Marcas Mac

Marcas Mac Releases Début Single, As Part Of National Theatre Of Scotland 1980s Commission
Marcas Mac is set to blast onto the commerical scene as a solo artist, bringing the Gaelic language to the pop music landscape whilst challenging listeners to consider just what Gaelic music is, or could be, in the first place.


TSpeactram' is the powerful and innovative debut album from Edinburgh based writer, singer/songwriter Marcas Mac an Tuairneir. 

Marcus, an acclaimed writer and Gaelic language exponent won the award for the best new Gaelic song at the Royal National Mòd in 2018 and the Virtual Mòd in 2020.

 "The album aims to bring back the Gaelic popular music tradition of the 1980s, that saw its advent with the likes of the 101 Band and Na Soluis Dhuibh. Both outfits mapped the Gaelic language onto musical sounds being heard on mainstream radio at the time. 

Marcas has successfully managed to reintroduce this concept in Speactram by encapsulating the mood of upbeat contemporary sounds into Gaelic songs and introducing the genre of GaelPop - a pioneering new genre which sees Gaelic going pop." The Sound Cafe.


The creative ethos of the album making process has been exploration and experimentation, building on relationships where Marcas is comfortable articulating the gay and genderqueer aspects of his identity creatively. He has worked with some of the most celebrated Gaelic musicians on the scene today including Mary Ann Kennedy, who has also been the Executive Producer for the album, singers Rachel Walker and Gille MacKenzie and musician Pàdruig Morrison. 

Marcas also worked with singer-songwriter Adam Holmes and producer and instrumentalist Gary Keane. Nick Turner, of Watercolour music, has co-written a number of the tunes with Marcas alongside producing, mixing and mastering the album.

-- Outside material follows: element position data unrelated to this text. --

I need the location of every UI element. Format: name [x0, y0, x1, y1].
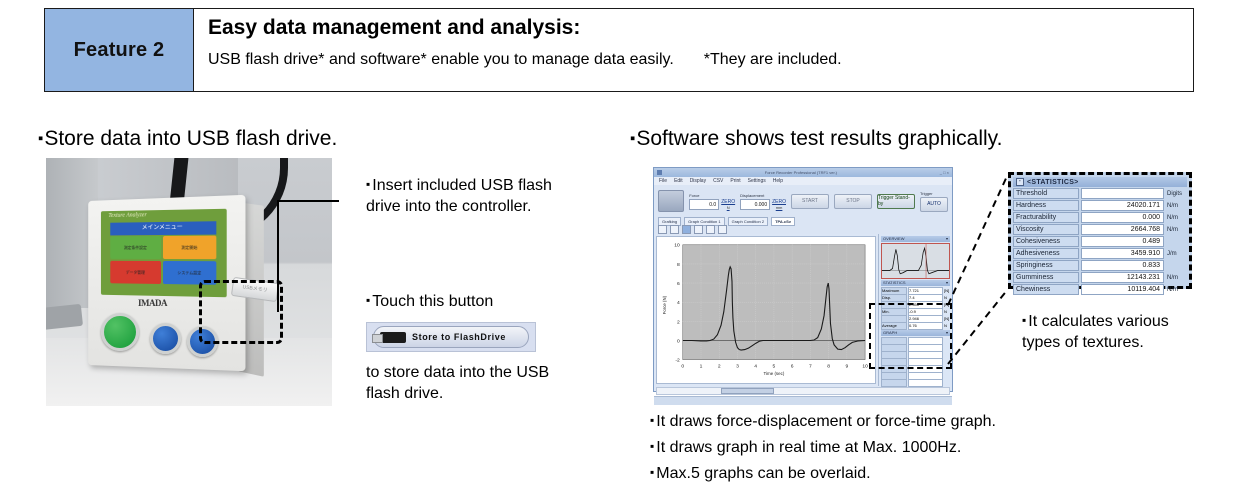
statistics-label-adhesiveness: Adhesiveness — [1013, 248, 1079, 259]
left-section-heading: ▪Store data into USB flash drive. — [38, 127, 337, 151]
displacement-value: 0.000 — [740, 199, 770, 210]
annotation-insert-text: Insert included USB flash drive into the… — [366, 177, 552, 215]
annotation-touch-text: Touch this button — [372, 293, 493, 310]
overview-panel-title: OVERVIEW — [883, 236, 905, 242]
svg-text:10: 10 — [862, 363, 868, 369]
statistics-value-cohesiveness: 0.489 — [1081, 236, 1164, 247]
statistics-value-adhesiveness: 3459.910 — [1081, 248, 1164, 259]
y-tick-labels: 1086 420 -2 — [674, 243, 680, 364]
screen-tile-3: データ管理 — [110, 261, 161, 284]
screen-tile-1: 測定条件設定 — [110, 236, 161, 259]
grid-icon[interactable] — [694, 225, 703, 234]
statistics-row-cohesiveness: Cohesiveness 0.489 — [1013, 236, 1187, 247]
screen-menu-tiles: 測定条件設定 測定開始 データ管理 システム設定 — [110, 236, 216, 285]
start-button[interactable]: START — [791, 194, 829, 209]
print-icon[interactable] — [718, 225, 727, 234]
screen-tile-2: 測定開始 — [163, 236, 216, 260]
statistics-table-header: - <STATISTICS> — [1013, 177, 1187, 187]
store-to-flashdrive-button-inner[interactable]: Store to FlashDrive — [373, 326, 529, 348]
bullet-text-2: It draws graph in real time at Max. 1000… — [656, 439, 961, 456]
window-toolbar: Force 0.0 ZERON Displacement 0.000 ZEROm… — [654, 185, 952, 217]
statistics-label-viscosity: Viscosity — [1013, 224, 1079, 235]
statistics-value-springiness: 0.833 — [1081, 260, 1164, 271]
x-tick-labels: 012 345 678 910 — [681, 363, 868, 369]
displacement-row: 0.000 ZEROmm — [740, 199, 786, 210]
statistics-value-gumminess: 12143.231 — [1081, 272, 1164, 283]
statistics-label-hardness: Hardness — [1013, 200, 1079, 211]
bullet-marker: ▪ — [1022, 313, 1026, 327]
force-unit: N — [721, 205, 735, 210]
menu-file[interactable]: File — [659, 178, 667, 184]
overview-thumb-svg — [882, 244, 949, 278]
svg-text:6: 6 — [677, 281, 680, 287]
trigger-standby-button[interactable]: Trigger Stand-by — [877, 194, 915, 209]
statistics-unit-adhesiveness: J/m — [1166, 251, 1187, 257]
slide-page: Feature 2 Easy data management and analy… — [0, 0, 1243, 495]
statistics-label-springiness: Springiness — [1013, 260, 1079, 271]
window-controls[interactable]: _ □ × — [940, 170, 949, 175]
window-tab-strip: Grafking Graph Condition 1 Graph Conditi… — [654, 217, 952, 225]
svg-text:0: 0 — [677, 338, 680, 344]
statistics-source-dashed-box — [869, 303, 952, 369]
bullet-marker: ▪ — [366, 177, 370, 191]
statistics-value-fracturability: 0.000 — [1081, 212, 1164, 223]
annotation-insert-usb: ▪Insert included USB flash drive into th… — [366, 174, 566, 217]
window-icon-group — [657, 170, 662, 175]
statistics-value-hardness: 24020.171 — [1081, 200, 1164, 211]
right-bullet-list: ▪It draws force-displacement or force-ti… — [650, 408, 996, 486]
cursor-icon[interactable] — [682, 225, 691, 234]
window-menu-bar: File Edit Display CSV Print Settings Hel… — [654, 177, 952, 185]
displacement-unit: mm — [772, 205, 786, 210]
statistics-panel-title: STATISTICS — [883, 280, 906, 286]
bullet-text-3: Max.5 graphs can be overlaid. — [656, 465, 870, 482]
statistics-row-adhesiveness: Adhesiveness 3459.910 J/m — [1013, 248, 1187, 259]
usb-callout-dashed-box — [199, 280, 283, 344]
svg-text:3: 3 — [736, 363, 739, 369]
right-heading-text: Software shows test results graphically. — [636, 127, 1002, 150]
statistics-value-viscosity: 2664.768 — [1081, 224, 1164, 235]
right-section-heading: ▪Software shows test results graphically… — [630, 127, 1002, 151]
overview-panel-header[interactable]: OVERVIEW▾ — [881, 236, 950, 242]
bullet-marker: ▪ — [38, 130, 43, 147]
x-axis-label: Time (sec) — [764, 371, 785, 376]
statistics-label-gumminess: Gumminess — [1013, 272, 1079, 283]
window-title-bar: Force Recorder Professional (TRF1 ver.) … — [654, 168, 952, 177]
bullet-marker: ▪ — [366, 293, 370, 307]
photo-green-button — [101, 313, 139, 351]
screen-title-text: Texture Analyzer — [108, 212, 146, 219]
annotation-store-data: to store data into the USB flash drive. — [366, 362, 576, 404]
menu-edit[interactable]: Edit — [674, 178, 683, 184]
statistics-unit-viscosity: N/m — [1166, 227, 1187, 233]
displacement-caption: Displacement — [740, 193, 786, 198]
statistics-row-springiness: Springiness 0.833 — [1013, 260, 1187, 271]
overview-thumbnail[interactable] — [881, 243, 950, 279]
svg-text:4: 4 — [677, 300, 680, 306]
horizontal-scrollbar[interactable] — [656, 387, 950, 395]
force-caption: Force — [689, 193, 735, 198]
statistics-row-fracturability: Fracturability 0.000 N/m — [1013, 212, 1187, 223]
statistics-label-threshold: Threshold — [1013, 188, 1079, 199]
bullet-text-1: It draws force-displacement or force-tim… — [656, 413, 996, 430]
usb-stick-icon — [380, 332, 406, 343]
mini-stat-unit: N — [944, 295, 950, 301]
force-row: 0.0 ZERON — [689, 199, 735, 210]
statistics-unit-gumminess: N/m — [1166, 275, 1187, 281]
save-icon[interactable] — [706, 225, 715, 234]
svg-text:2: 2 — [718, 363, 721, 369]
overview-collapse-icon[interactable]: ▾ — [946, 236, 948, 242]
statistics-row-chewiness: Chewiness 10119.404 N/m — [1013, 284, 1187, 295]
force-time-plot[interactable]: 1086 420 -2 012 345 678 910 Force (N) Ti… — [656, 236, 876, 384]
menu-help[interactable]: Help — [773, 178, 783, 184]
tab-tpa-csv[interactable]: TPA.cSv — [771, 217, 795, 226]
svg-text:-2: -2 — [675, 358, 680, 364]
force-zero-button[interactable]: ZERON — [721, 199, 735, 210]
statistics-unit-hardness: N/m — [1166, 203, 1187, 209]
window-icon-toolbar — [654, 225, 952, 234]
store-to-flashdrive-button[interactable]: Store to FlashDrive — [366, 322, 536, 352]
menu-settings[interactable]: Settings — [748, 178, 766, 184]
statistics-magnified-table: - <STATISTICS> Threshold Digits Hardness… — [1008, 172, 1192, 289]
trigger-caption: Trigger — [920, 191, 948, 196]
svg-text:8: 8 — [677, 262, 680, 268]
feature-header-band: Feature 2 Easy data management and analy… — [44, 8, 1194, 92]
plot-svg: 1086 420 -2 012 345 678 910 Force (N) Ti… — [657, 237, 875, 383]
bullet-marker: ▪ — [650, 439, 654, 453]
svg-text:2: 2 — [677, 319, 680, 325]
app-icon — [657, 170, 662, 175]
screen-menu-bar: メインメニュー — [110, 221, 216, 235]
menu-csv[interactable]: CSV — [713, 178, 723, 184]
force-value: 0.0 — [689, 199, 719, 210]
statistics-label-cohesiveness: Cohesiveness — [1013, 236, 1079, 247]
statistics-unit-fracturability: N/m — [1166, 215, 1187, 221]
svg-text:5: 5 — [773, 363, 776, 369]
feature-subtitle: USB flash drive* and software* enable yo… — [208, 50, 674, 69]
scrollbar-thumb[interactable] — [721, 388, 774, 394]
menu-print[interactable]: Print — [730, 178, 740, 184]
window-title-text: Force Recorder Professional (TRF1 ver.) — [765, 170, 837, 175]
svg-text:1: 1 — [700, 363, 703, 369]
annotation-touch-button: ▪Touch this button — [366, 290, 576, 312]
statistics-row-hardness: Hardness 24020.171 N/m — [1013, 200, 1187, 211]
svg-text:4: 4 — [754, 363, 757, 369]
feature-body: Easy data management and analysis: USB f… — [194, 9, 1193, 91]
statistics-panel-header[interactable]: STATISTICS▾ — [881, 280, 950, 286]
left-heading-text: Store data into USB flash drive. — [44, 127, 337, 150]
displacement-zero-button[interactable]: ZEROmm — [772, 199, 786, 210]
zoom-out-icon[interactable] — [658, 225, 667, 234]
window-status-bar — [654, 396, 952, 405]
statistics-value-threshold[interactable] — [1081, 188, 1164, 199]
bullet-marker: ▪ — [650, 465, 654, 479]
y-axis-label: Force (N) — [662, 295, 667, 314]
photo-imada-logo: IMADA — [138, 298, 167, 308]
svg-text:8: 8 — [827, 363, 830, 369]
statistics-row-gumminess: Gumminess 12143.231 N/m — [1013, 272, 1187, 283]
store-to-flashdrive-label: Store to FlashDrive — [412, 332, 506, 342]
statistics-unit-chewiness: N/m — [1166, 287, 1187, 293]
statistics-collapse-icon[interactable]: ▾ — [946, 280, 948, 286]
annotation-calc-text: It calculates various types of textures. — [1022, 313, 1169, 351]
bullet-marker: ▪ — [630, 130, 635, 147]
mini-stat-unit: [N] — [944, 288, 950, 294]
feature-note: *They are included. — [704, 50, 842, 69]
statistics-row-viscosity: Viscosity 2664.768 N/m — [1013, 224, 1187, 235]
stop-button[interactable]: STOP — [834, 194, 872, 209]
bullet-item-1: ▪It draws force-displacement or force-ti… — [650, 408, 996, 434]
svg-text:7: 7 — [809, 363, 812, 369]
statistics-label-fracturability: Fracturability — [1013, 212, 1079, 223]
annotation-calculates-textures: ▪It calculates various types of textures… — [1022, 310, 1192, 353]
bullet-marker: ▪ — [650, 413, 654, 427]
tab-graph-condition-2[interactable]: Graph Condition 2 — [728, 217, 768, 226]
statistics-table-title: <STATISTICS> — [1027, 179, 1079, 186]
svg-text:6: 6 — [791, 363, 794, 369]
statistics-value-chewiness: 10119.404 — [1081, 284, 1164, 295]
photo-stand-clamp — [46, 304, 83, 330]
sensor-icon — [658, 190, 684, 212]
menu-display[interactable]: Display — [690, 178, 706, 184]
usb-callout-leader-line — [277, 200, 339, 312]
feature-title: Easy data management and analysis: — [208, 15, 1193, 41]
statistics-label-chewiness: Chewiness — [1013, 284, 1079, 295]
force-field-group: Force 0.0 ZERON — [689, 193, 735, 210]
feature-subtitle-row: USB flash drive* and software* enable yo… — [208, 50, 1193, 69]
svg-text:0: 0 — [681, 363, 684, 369]
embedded-stat-row — [881, 380, 950, 386]
svg-text:9: 9 — [845, 363, 848, 369]
statistics-digits-header: Digits — [1166, 191, 1187, 197]
collapse-icon[interactable]: - — [1016, 178, 1024, 186]
bullet-item-2: ▪It draws graph in real time at Max. 100… — [650, 434, 996, 460]
trigger-group: Trigger AUTO — [920, 191, 948, 212]
statistics-row-threshold: Threshold Digits — [1013, 188, 1187, 199]
svg-text:10: 10 — [674, 243, 680, 249]
bullet-item-3: ▪Max.5 graphs can be overlaid. — [650, 460, 996, 486]
zoom-in-icon[interactable] — [670, 225, 679, 234]
displacement-field-group: Displacement 0.000 ZEROmm — [740, 193, 786, 210]
trigger-auto-button[interactable]: AUTO — [920, 197, 948, 212]
feature-tag: Feature 2 — [45, 9, 194, 91]
photo-blue-down-button — [150, 323, 181, 354]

“If one song ever summed up the fate of Gaelic within the education system it is, without doubt, Runrig’s ‘Fichead Bliadhna’, says Marcas, referencing the 1979 hit from their Highland Connection album. “Fichead ’s a h-Ochd picks up that narrative, but instead of recounting the experience of a curriculum devoid of Gaelic, here we find outselves a few years down the line as dawn breaks on the newly-established Gaelic-medium education in Glasgow and Inverness.” So, the song fills a void in the folkore, with many young Gaelic singers now having benefitted from the opportunities those campaigners sought to endow them with. As the key-change shifts, the young man at the centre of the song’s story looks back on his first day at school, now aged twenty-eight, considering how far Scotland has come in terms of Gaelic and LGBTQ equality.
The song is housed on a brand-new digital platform, which includes testimony, literary references and film and television clips of the era, alongside brand new poetic works by Marcas, some of which he has brought to life through film. “Some of the filmpoems evoke the 1980s and use found footage to illustrate them,” he explains. “Others are more reflective of these contributions to Scottish public life in recognising their legacy, that which we benefit from in contemporary Scotland.”
“The COR project is of a very high calibre,” says Graeme Hawley of the NLS, who selected Marcas for the commission. “I love the look and feel – Marcas has absolutely nailed the aesthetics. I think it will be of huge interest to Gaelic speakers.”


The song will receive its first play on BBC Radio nan Gàidheal’s Feasgar on its 28th October commerical release date and will be released to radio after that initial spin. The date linking to the title is auspicious, without doubt, with Marcas, like his father, born on the 28th of his birth-month and brought up in a house with that number.